The power sector has a huge role to play
In any feasible path to a net-zero-carbon economy, electricity’s share of total final energy demand will rise from today’s 20% to over 60% by 2060. As a result, total global electricity generation must grow from about 20,000 TWh today to 85-115,000 TWh by mid-century (about 5 times as big) at the same time as fossil fuels are phased out, according to the ETC.
Hydrogen demand will rocket
Achieving a net-zero-CO2 emissions economy is highly likely to require an increase in global hydrogen production from 60 Mt per annum today to something like 425-650 Mt by mid-century, according to the ETC.
But Green Hydrogen production costs are falling rapidly
Bloomberg New Energy Finance predicts renewable hydrogen could be produced for $0.8 to $1.60/kg in most parts of the world before 2050. That would make green hydrogen cost competitive with current natural gas prices in Brazil, China, India, Germany and Scandinavia on an energy-equivalent basis.
Energy efficiency is a non-negotiable
Strong policies to improve energy efficiency, increase materials efficiency and circularity, and manage demand for heavy-duty transport could reduce the additional demand for electricity by around a quarter, according to the ETC. Given the scale of the investment challenge, it is vital to maximize the opportunity.

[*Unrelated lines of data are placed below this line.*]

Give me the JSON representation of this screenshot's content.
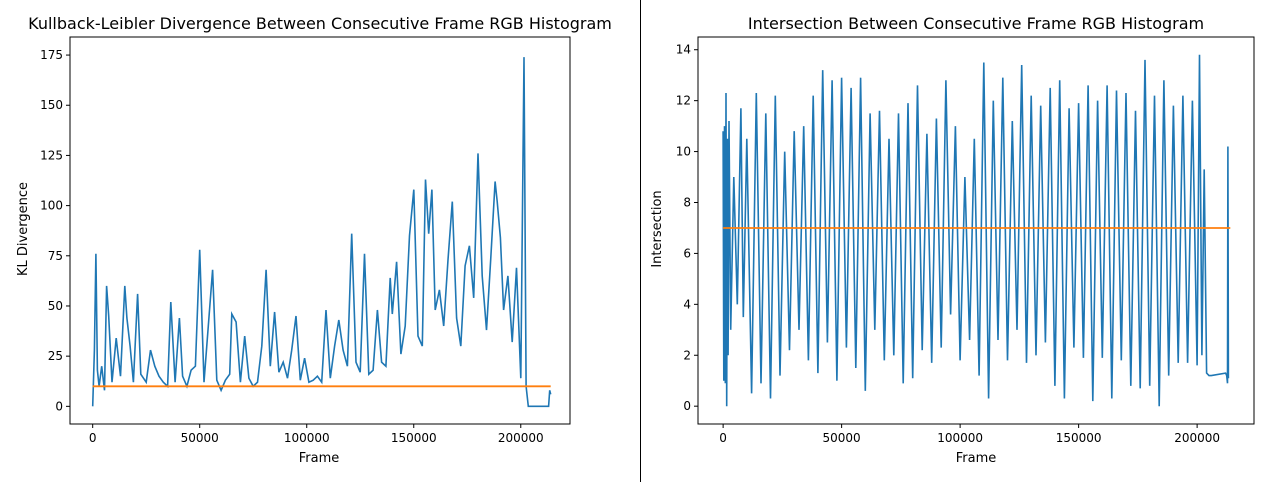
{
  "colors": {
    "series": "#1f77b4",
    "threshold": "#ff7f0e",
    "axis": "#000000"
  },
  "chart_data": [
    {
      "type": "line",
      "title": "Kullback-Leibler Divergence Between Consecutive Frame RGB Histogram",
      "xlabel": "Frame",
      "ylabel": "KL Divergence",
      "xlim": [
        -10600,
        223000
      ],
      "ylim": [
        -8.8,
        184
      ],
      "xticks": [
        0,
        50000,
        100000,
        150000,
        200000
      ],
      "xtick_labels": [
        "0",
        "50000",
        "100000",
        "150000",
        "200000"
      ],
      "yticks": [
        0,
        25,
        50,
        75,
        100,
        125,
        150,
        175
      ],
      "ytick_labels": [
        "0",
        "25",
        "50",
        "75",
        "100",
        "125",
        "150",
        "175"
      ],
      "grid": false,
      "series": [
        {
          "x": [
            0,
            800,
            1500,
            2200,
            3000,
            4200,
            5500,
            6500,
            7500,
            9000,
            11000,
            13000,
            15000,
            16000,
            17500,
            19000,
            21000,
            22500,
            25000,
            27000,
            29000,
            31000,
            33000,
            35000,
            36500,
            38500,
            40500,
            42000,
            44000,
            46000,
            48000,
            50000,
            52000,
            54000,
            56000,
            58000,
            60000,
            62000,
            64000,
            65000,
            67000,
            69000,
            71000,
            73000,
            75000,
            77000,
            79000,
            81000,
            83000,
            85000,
            87000,
            89000,
            91000,
            93000,
            95000,
            97000,
            99000,
            101000,
            103000,
            105000,
            107000,
            109000,
            111000,
            113000,
            115000,
            117000,
            119000,
            121000,
            123000,
            125000,
            127000,
            129000,
            131000,
            133000,
            135000,
            137000,
            139000,
            140000,
            142000,
            144000,
            146000,
            148000,
            150000,
            152000,
            154000,
            155500,
            157000,
            158500,
            160000,
            162000,
            164000,
            166000,
            168000,
            170000,
            172000,
            174000,
            176000,
            178000,
            180000,
            182000,
            184000,
            186000,
            188000,
            189000,
            190500,
            192000,
            194000,
            196000,
            198000,
            200000,
            201500,
            202500,
            203500,
            213000,
            213500,
            214000
          ],
          "y": [
            0,
            28,
            76,
            18,
            10,
            20,
            8,
            60,
            45,
            12,
            34,
            15,
            60,
            44,
            30,
            12,
            56,
            16,
            12,
            28,
            20,
            15,
            12,
            10,
            52,
            12,
            44,
            15,
            10,
            18,
            20,
            78,
            12,
            40,
            68,
            13,
            8,
            13,
            16,
            46,
            42,
            12,
            35,
            14,
            10,
            12,
            30,
            68,
            20,
            47,
            17,
            22,
            14,
            28,
            45,
            13,
            24,
            12,
            13,
            15,
            12,
            48,
            14,
            30,
            43,
            28,
            20,
            86,
            22,
            17,
            76,
            16,
            18,
            48,
            22,
            20,
            64,
            46,
            72,
            26,
            40,
            85,
            108,
            35,
            30,
            113,
            86,
            108,
            48,
            58,
            40,
            73,
            102,
            44,
            30,
            70,
            80,
            54,
            126,
            65,
            38,
            74,
            112,
            102,
            84,
            48,
            65,
            32,
            69,
            14,
            174,
            10,
            0,
            0,
            8,
            6
          ]
        },
        {
          "x": [
            0,
            214000
          ],
          "y": [
            10,
            10
          ]
        }
      ]
    },
    {
      "type": "line",
      "title": "Intersection Between Consecutive Frame RGB Histogram",
      "xlabel": "Frame",
      "ylabel": "Intersection",
      "xlim": [
        -10600,
        224000
      ],
      "ylim": [
        -0.7,
        14.5
      ],
      "xticks": [
        0,
        50000,
        100000,
        150000,
        200000
      ],
      "xtick_labels": [
        "0",
        "50000",
        "100000",
        "150000",
        "200000"
      ],
      "yticks": [
        0,
        2,
        4,
        6,
        8,
        10,
        12,
        14
      ],
      "ytick_labels": [
        "0",
        "2",
        "4",
        "6",
        "8",
        "10",
        "12",
        "14"
      ],
      "grid": false,
      "series": [
        {
          "x": [
            0,
            300,
            600,
            900,
            1200,
            1500,
            1800,
            2100,
            2500,
            3200,
            4500,
            6000,
            7500,
            8500,
            10000,
            12000,
            14000,
            16000,
            18000,
            20000,
            22000,
            24000,
            26000,
            28000,
            30000,
            32000,
            34000,
            36000,
            38000,
            40000,
            42000,
            44000,
            46000,
            48000,
            50000,
            52000,
            54000,
            56000,
            58000,
            60000,
            62000,
            64000,
            66000,
            68000,
            70000,
            72000,
            74000,
            76000,
            78000,
            80000,
            82000,
            84000,
            86000,
            88000,
            90000,
            92000,
            94000,
            96000,
            98000,
            100000,
            102000,
            104000,
            106000,
            108000,
            110000,
            112000,
            114000,
            116000,
            118000,
            120000,
            122000,
            124000,
            126000,
            128000,
            130000,
            132000,
            134000,
            136000,
            138000,
            140000,
            142000,
            144000,
            146000,
            148000,
            150000,
            152000,
            154000,
            156000,
            158000,
            160000,
            162000,
            164000,
            166000,
            168000,
            170000,
            172000,
            174000,
            176000,
            178000,
            180000,
            182000,
            184000,
            186000,
            188000,
            190000,
            192000,
            194000,
            196000,
            198000,
            200000,
            201000,
            202000,
            203000,
            204000,
            205000,
            206000,
            212000,
            212500,
            212800,
            213000,
            213200
          ],
          "y": [
            10.8,
            1.0,
            11.0,
            0.9,
            12.3,
            0.0,
            10.5,
            2.0,
            11.2,
            3.0,
            9.0,
            4.0,
            11.7,
            3.5,
            10.5,
            0.5,
            12.3,
            0.9,
            11.5,
            0.3,
            12.2,
            1.2,
            10.0,
            2.2,
            10.8,
            3.0,
            11.0,
            1.8,
            12.2,
            1.3,
            13.2,
            2.5,
            12.8,
            1.0,
            12.9,
            2.3,
            12.5,
            1.5,
            12.9,
            0.6,
            11.5,
            3.0,
            11.6,
            1.8,
            10.5,
            2.0,
            11.5,
            0.9,
            11.9,
            1.1,
            12.6,
            2.2,
            10.7,
            1.7,
            11.3,
            2.3,
            12.8,
            3.6,
            11.0,
            1.8,
            9.0,
            2.6,
            10.5,
            1.2,
            13.5,
            0.3,
            12.0,
            2.6,
            12.9,
            1.8,
            11.2,
            3.0,
            13.4,
            1.7,
            12.2,
            2.0,
            11.8,
            2.5,
            12.5,
            0.8,
            12.8,
            0.3,
            11.7,
            2.3,
            11.9,
            1.9,
            12.6,
            0.2,
            12.0,
            1.9,
            12.6,
            0.3,
            12.4,
            1.8,
            12.3,
            0.8,
            11.6,
            0.7,
            13.6,
            0.8,
            12.2,
            0.0,
            12.8,
            1.2,
            11.8,
            1.7,
            12.2,
            1.7,
            12.0,
            1.6,
            13.8,
            2.0,
            9.3,
            1.3,
            1.2,
            1.2,
            1.3,
            1.2,
            0.9,
            10.2,
            1.1
          ]
        },
        {
          "x": [
            0,
            214000
          ],
          "y": [
            7.0,
            7.0
          ]
        }
      ]
    }
  ]
}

Saving a KWh remains a great deal cheaper than generating an additional KWh, IEA data shows.
Upfront investment needs remain significant
In the industrial sectors, total incremental capital investment from 2015 to 2050 could amount to $5.5 to $8.4 trillion, according to McKinsey. A particular difficulty is creating strong enough financial incentives to trigger the required investment from the private sector. In heavy industry, very long asset lives could delay the deployment of new technologies, unless there are strong policy incentives for early asset write-offs. In steel, for instance, a switch from blast furnace reduction to hydrogen-based direct reduction may require scrapping of existing plants before end of useful life.

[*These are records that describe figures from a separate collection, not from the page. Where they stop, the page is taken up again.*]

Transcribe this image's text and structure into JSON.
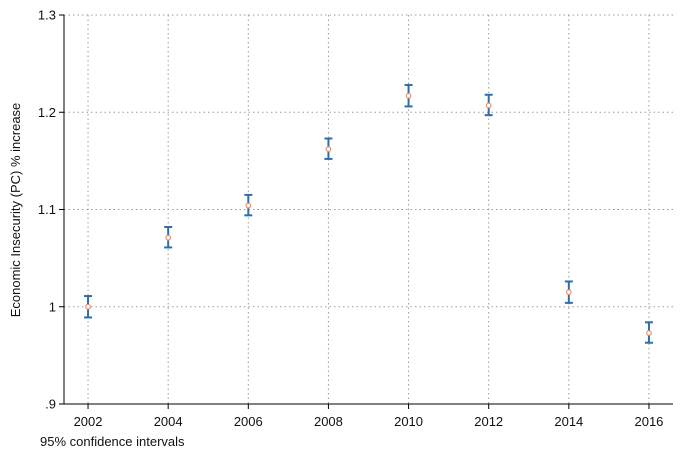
{
  "chart_data": {
    "type": "scatter",
    "title": "",
    "xlabel": "",
    "ylabel": "Economic Insecurity (PC) % increase",
    "note": "95% confidence intervals",
    "x_ticks": [
      "2002",
      "2004",
      "2006",
      "2008",
      "2010",
      "2012",
      "2014",
      "2016"
    ],
    "y_ticks": [
      {
        "value": 0.9,
        "label": ".9"
      },
      {
        "value": 1.0,
        "label": "1"
      },
      {
        "value": 1.1,
        "label": "1.1"
      },
      {
        "value": 1.2,
        "label": "1.2"
      },
      {
        "value": 1.3,
        "label": "1.3"
      }
    ],
    "xlim": [
      2001.4,
      2016.6
    ],
    "ylim": [
      0.9,
      1.3
    ],
    "grid": true,
    "legend": "none",
    "colors": {
      "ci": "#2f6ea8",
      "point": "#e8916b",
      "grid": "#9a9a9a",
      "axis": "#000000"
    },
    "points": [
      {
        "x": 2002,
        "y": 1.0,
        "lo": 0.989,
        "hi": 1.011
      },
      {
        "x": 2004,
        "y": 1.071,
        "lo": 1.061,
        "hi": 1.082
      },
      {
        "x": 2006,
        "y": 1.104,
        "lo": 1.094,
        "hi": 1.115
      },
      {
        "x": 2008,
        "y": 1.162,
        "lo": 1.152,
        "hi": 1.173
      },
      {
        "x": 2010,
        "y": 1.217,
        "lo": 1.206,
        "hi": 1.228
      },
      {
        "x": 2012,
        "y": 1.207,
        "lo": 1.197,
        "hi": 1.218
      },
      {
        "x": 2014,
        "y": 1.015,
        "lo": 1.004,
        "hi": 1.026
      },
      {
        "x": 2016,
        "y": 0.973,
        "lo": 0.963,
        "hi": 0.984
      }
    ]
  }
}
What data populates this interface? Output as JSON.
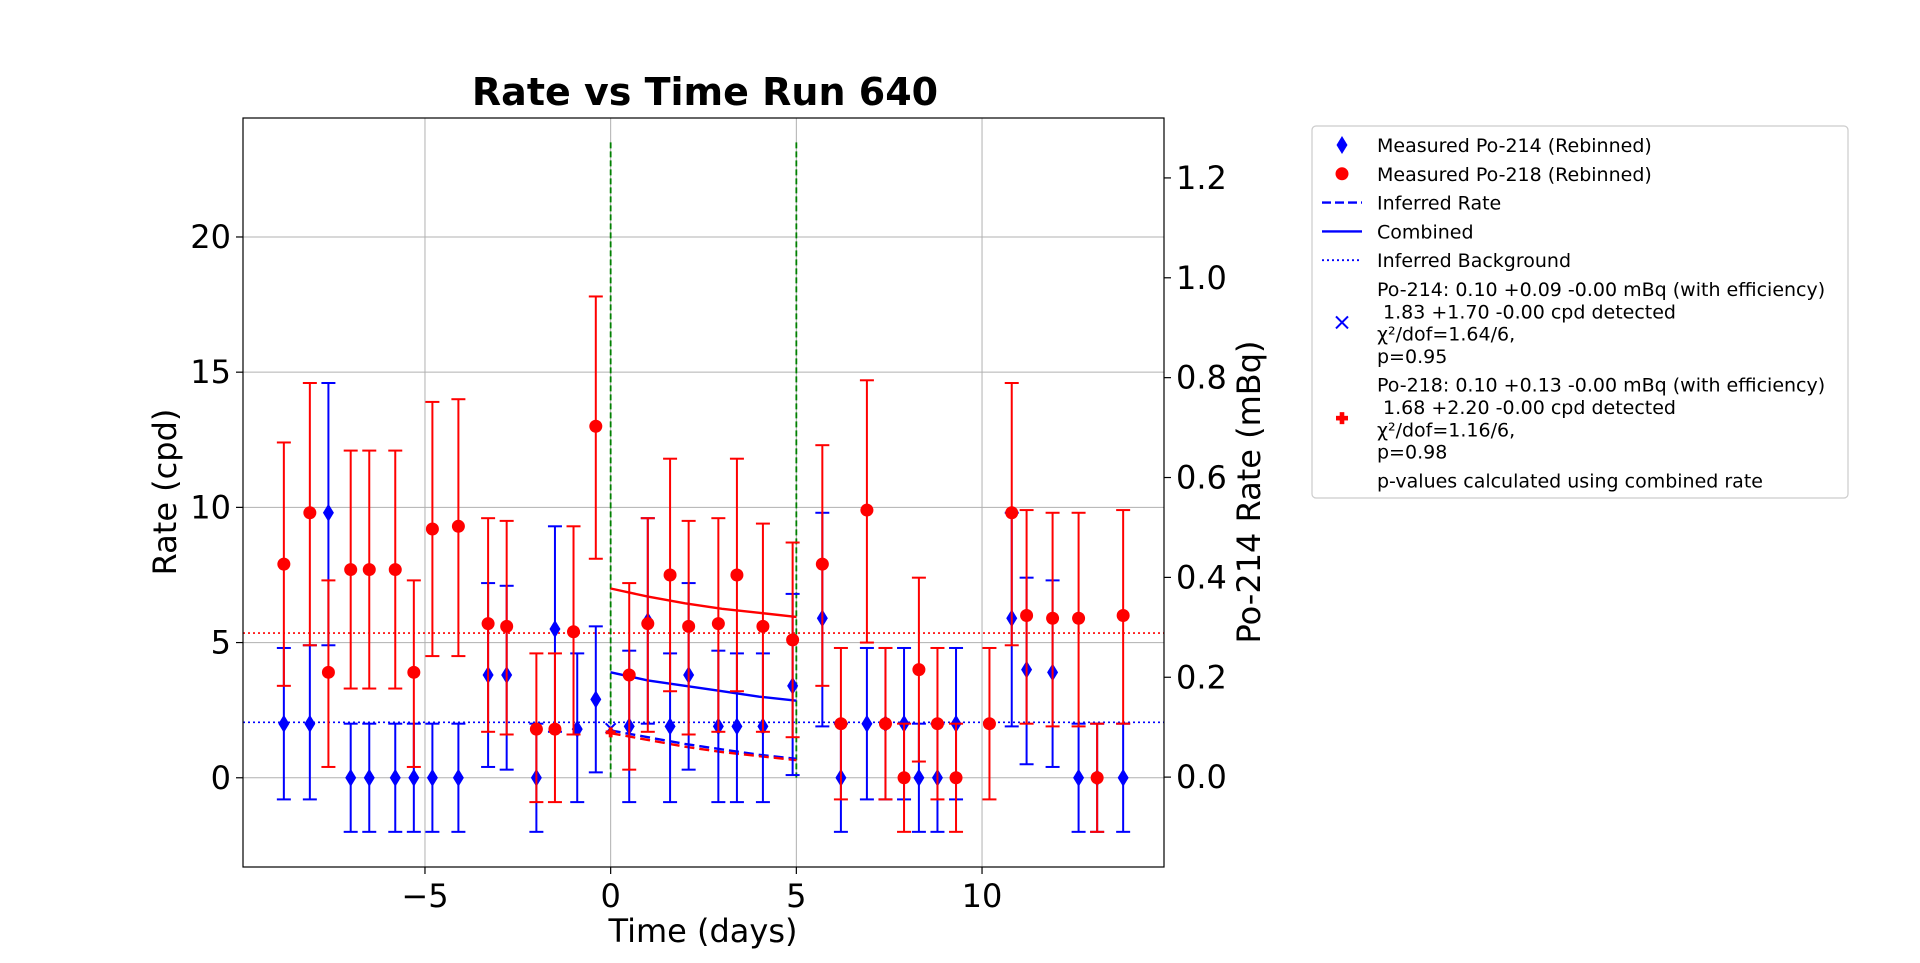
{
  "chart_data": {
    "type": "scatter",
    "title": "Rate vs Time Run 640",
    "xlabel": "Time (days)",
    "ylabel": "Rate (cpd)",
    "y2label": "Po-214 Rate (mBq)",
    "xlim": [
      -9.9,
      14.9
    ],
    "ylim": [
      -3.3,
      24.4
    ],
    "y2lim": [
      -0.18,
      1.32
    ],
    "xticks": [
      -5,
      0,
      5,
      10
    ],
    "xtick_labels": [
      "−5",
      "0",
      "5",
      "10"
    ],
    "yticks": [
      0,
      5,
      10,
      15,
      20
    ],
    "ytick_labels": [
      "0",
      "5",
      "10",
      "15",
      "20"
    ],
    "y2ticks": [
      0.0,
      0.2,
      0.4,
      0.6,
      0.8,
      1.0,
      1.2
    ],
    "y2tick_labels": [
      "0.0",
      "0.2",
      "0.4",
      "0.6",
      "0.8",
      "1.0",
      "1.2"
    ],
    "grid": true,
    "legend_position": "outside-right",
    "colors": {
      "po214": "#0000ff",
      "po218": "#ff0000",
      "window": "#008000",
      "grid": "#b0b0b0"
    },
    "window_lines": [
      0,
      5
    ],
    "window_top": 23.5,
    "series": [
      {
        "name": "Measured Po-214 (Rebinned)",
        "marker": "diamond",
        "color": "#0000ff",
        "points": [
          [
            -8.8,
            2.0,
            4.8,
            -0.8
          ],
          [
            -8.1,
            2.0,
            4.9,
            -0.8
          ],
          [
            -7.6,
            9.8,
            14.6,
            4.9
          ],
          [
            -7.0,
            0.0,
            2.0,
            -2.0
          ],
          [
            -6.5,
            0.0,
            2.0,
            -2.0
          ],
          [
            -5.8,
            0.0,
            2.0,
            -2.0
          ],
          [
            -5.3,
            0.0,
            2.0,
            -2.0
          ],
          [
            -4.8,
            0.0,
            2.0,
            -2.0
          ],
          [
            -4.1,
            0.0,
            2.0,
            -2.0
          ],
          [
            -3.3,
            3.8,
            7.2,
            0.4
          ],
          [
            -2.8,
            3.8,
            7.1,
            0.3
          ],
          [
            -2.0,
            0.0,
            2.0,
            -2.0
          ],
          [
            -1.5,
            5.5,
            9.3,
            1.7
          ],
          [
            -0.9,
            1.8,
            4.6,
            -0.9
          ],
          [
            -0.4,
            2.9,
            5.6,
            0.2
          ],
          [
            0.5,
            1.9,
            4.7,
            -0.9
          ],
          [
            1.0,
            5.8,
            9.6,
            2.0
          ],
          [
            1.6,
            1.9,
            4.6,
            -0.9
          ],
          [
            2.1,
            3.8,
            7.2,
            0.3
          ],
          [
            2.9,
            1.9,
            4.7,
            -0.9
          ],
          [
            3.4,
            1.9,
            4.6,
            -0.9
          ],
          [
            4.1,
            1.9,
            4.6,
            -0.9
          ],
          [
            4.9,
            3.4,
            6.8,
            0.1
          ],
          [
            5.7,
            5.9,
            9.8,
            1.9
          ],
          [
            6.2,
            0.0,
            2.0,
            -2.0
          ],
          [
            6.9,
            2.0,
            4.8,
            -0.8
          ],
          [
            7.4,
            2.0,
            4.8,
            -0.8
          ],
          [
            7.9,
            2.0,
            4.8,
            -0.8
          ],
          [
            8.3,
            0.0,
            2.0,
            -2.0
          ],
          [
            8.8,
            0.0,
            2.0,
            -2.0
          ],
          [
            9.3,
            2.0,
            4.8,
            -0.8
          ],
          [
            10.8,
            5.9,
            9.8,
            1.9
          ],
          [
            11.2,
            4.0,
            7.4,
            0.5
          ],
          [
            11.9,
            3.9,
            7.3,
            0.4
          ],
          [
            12.6,
            0.0,
            2.0,
            -2.0
          ],
          [
            13.1,
            0.0,
            2.0,
            -2.0
          ],
          [
            13.8,
            0.0,
            2.0,
            -2.0
          ]
        ]
      },
      {
        "name": "Measured Po-218 (Rebinned)",
        "marker": "circle",
        "color": "#ff0000",
        "points": [
          [
            -8.8,
            7.9,
            12.4,
            3.4
          ],
          [
            -8.1,
            9.8,
            14.6,
            4.9
          ],
          [
            -7.6,
            3.9,
            7.3,
            0.4
          ],
          [
            -7.0,
            7.7,
            12.1,
            3.3
          ],
          [
            -6.5,
            7.7,
            12.1,
            3.3
          ],
          [
            -5.8,
            7.7,
            12.1,
            3.3
          ],
          [
            -5.3,
            3.9,
            7.3,
            0.4
          ],
          [
            -4.8,
            9.2,
            13.9,
            4.5
          ],
          [
            -4.1,
            9.3,
            14.0,
            4.5
          ],
          [
            -3.3,
            5.7,
            9.6,
            1.7
          ],
          [
            -2.8,
            5.6,
            9.5,
            1.6
          ],
          [
            -2.0,
            1.8,
            4.6,
            -0.9
          ],
          [
            -1.5,
            1.8,
            4.6,
            -0.9
          ],
          [
            -1.0,
            5.4,
            9.3,
            1.6
          ],
          [
            -0.4,
            13.0,
            17.8,
            8.1
          ],
          [
            0.5,
            3.8,
            7.2,
            0.3
          ],
          [
            1.0,
            5.7,
            9.6,
            1.7
          ],
          [
            1.6,
            7.5,
            11.8,
            3.2
          ],
          [
            2.1,
            5.6,
            9.5,
            1.6
          ],
          [
            2.9,
            5.7,
            9.6,
            1.7
          ],
          [
            3.4,
            7.5,
            11.8,
            3.2
          ],
          [
            4.1,
            5.6,
            9.4,
            1.7
          ],
          [
            4.9,
            5.1,
            8.7,
            1.5
          ],
          [
            5.7,
            7.9,
            12.3,
            3.4
          ],
          [
            6.2,
            2.0,
            4.8,
            -0.8
          ],
          [
            6.9,
            9.9,
            14.7,
            5.0
          ],
          [
            7.4,
            2.0,
            4.8,
            -0.8
          ],
          [
            7.9,
            0.0,
            2.0,
            -2.0
          ],
          [
            8.3,
            4.0,
            7.4,
            0.6
          ],
          [
            8.8,
            2.0,
            4.8,
            -0.8
          ],
          [
            9.3,
            0.0,
            2.0,
            -2.0
          ],
          [
            10.2,
            2.0,
            4.8,
            -0.8
          ],
          [
            10.8,
            9.8,
            14.6,
            4.9
          ],
          [
            11.2,
            6.0,
            9.9,
            2.0
          ],
          [
            11.9,
            5.9,
            9.8,
            1.9
          ],
          [
            12.6,
            5.9,
            9.8,
            1.9
          ],
          [
            13.1,
            0.0,
            2.0,
            -2.0
          ],
          [
            13.8,
            6.0,
            9.9,
            2.0
          ]
        ]
      }
    ],
    "fit_curves": [
      {
        "name": "Combined",
        "color": "#0000ff",
        "style": "solid",
        "x": [
          0,
          1,
          2,
          3,
          4,
          5
        ],
        "y": [
          3.9,
          3.6,
          3.4,
          3.2,
          3.0,
          2.85
        ]
      },
      {
        "name": "Combined",
        "color": "#ff0000",
        "style": "solid",
        "x": [
          0,
          1,
          2,
          3,
          4,
          5
        ],
        "y": [
          7.0,
          6.7,
          6.45,
          6.25,
          6.1,
          5.95
        ]
      },
      {
        "name": "Inferred Rate",
        "color": "#0000ff",
        "style": "dashed",
        "x": [
          0,
          1,
          2,
          3,
          4,
          5
        ],
        "y": [
          1.75,
          1.5,
          1.25,
          1.05,
          0.85,
          0.7
        ]
      },
      {
        "name": "Inferred Rate",
        "color": "#ff0000",
        "style": "dashed",
        "x": [
          0,
          1,
          2,
          3,
          4,
          5
        ],
        "y": [
          1.65,
          1.4,
          1.15,
          0.95,
          0.8,
          0.65
        ]
      }
    ],
    "backgrounds": [
      {
        "name": "Inferred Background",
        "color": "#0000ff",
        "y": 2.05
      },
      {
        "name": "Inferred Background",
        "color": "#ff0000",
        "y": 5.35
      }
    ],
    "legend": [
      {
        "kind": "diamond",
        "color": "#0000ff",
        "lines": [
          "Measured Po-214 (Rebinned)"
        ]
      },
      {
        "kind": "circle",
        "color": "#ff0000",
        "lines": [
          "Measured Po-218 (Rebinned)"
        ]
      },
      {
        "kind": "dashed",
        "color": "#0000ff",
        "lines": [
          "Inferred Rate"
        ]
      },
      {
        "kind": "solid",
        "color": "#0000ff",
        "lines": [
          "Combined"
        ]
      },
      {
        "kind": "dotted",
        "color": "#0000ff",
        "lines": [
          "Inferred Background"
        ]
      },
      {
        "kind": "x",
        "color": "#0000ff",
        "lines": [
          "Po-214: 0.10 +0.09 -0.00 mBq (with efficiency)",
          " 1.83 +1.70 -0.00 cpd detected",
          "χ²/dof=1.64/6,",
          "p=0.95"
        ]
      },
      {
        "kind": "plus",
        "color": "#ff0000",
        "lines": [
          "Po-218: 0.10 +0.13 -0.00 mBq (with efficiency)",
          " 1.68 +2.20 -0.00 cpd detected",
          "χ²/dof=1.16/6,",
          "p=0.98"
        ]
      },
      {
        "kind": "none",
        "color": "#000000",
        "lines": [
          "p-values calculated using combined rate"
        ]
      }
    ],
    "annotation_markers": [
      {
        "kind": "x",
        "color": "#0000ff",
        "x": 0.0,
        "y": 1.83
      },
      {
        "kind": "plus",
        "color": "#ff0000",
        "x": 0.0,
        "y": 1.68
      }
    ]
  }
}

Will there be enough carbon storage?
As Carbon Capture and Storage needs to become more widespread as a means to tackle residual industrial emissions, underground carbon storage will become ever more important, according to IPCC. A comprehensive survey is needed to ascertain the true global scale of the capacity and the differences between regions.

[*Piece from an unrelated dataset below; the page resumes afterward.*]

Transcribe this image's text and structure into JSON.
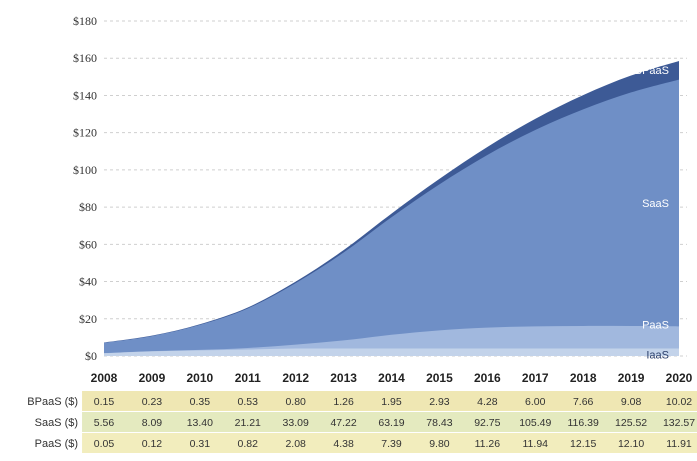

Plastics recycling doesn’t work without consumer buy-in
Reaching zero lifecycle emissions from plastics constitutes a significant challenge, as it requires eliminating end-of-life as well as production emissions, according to Material Economics. Limits to sustainable biomass supply will likely make it impossible to entirely substitute fossil fuels with bio-feedstock. It will therefore be essential to manage existing fossil fuel-based plastics through mechanical and chemical recycling, as well as secured end-of-life storage for solid plastic but this will require coordination and buy-in along the value chain from suppliers, to consumer brands and on to consumers themselves.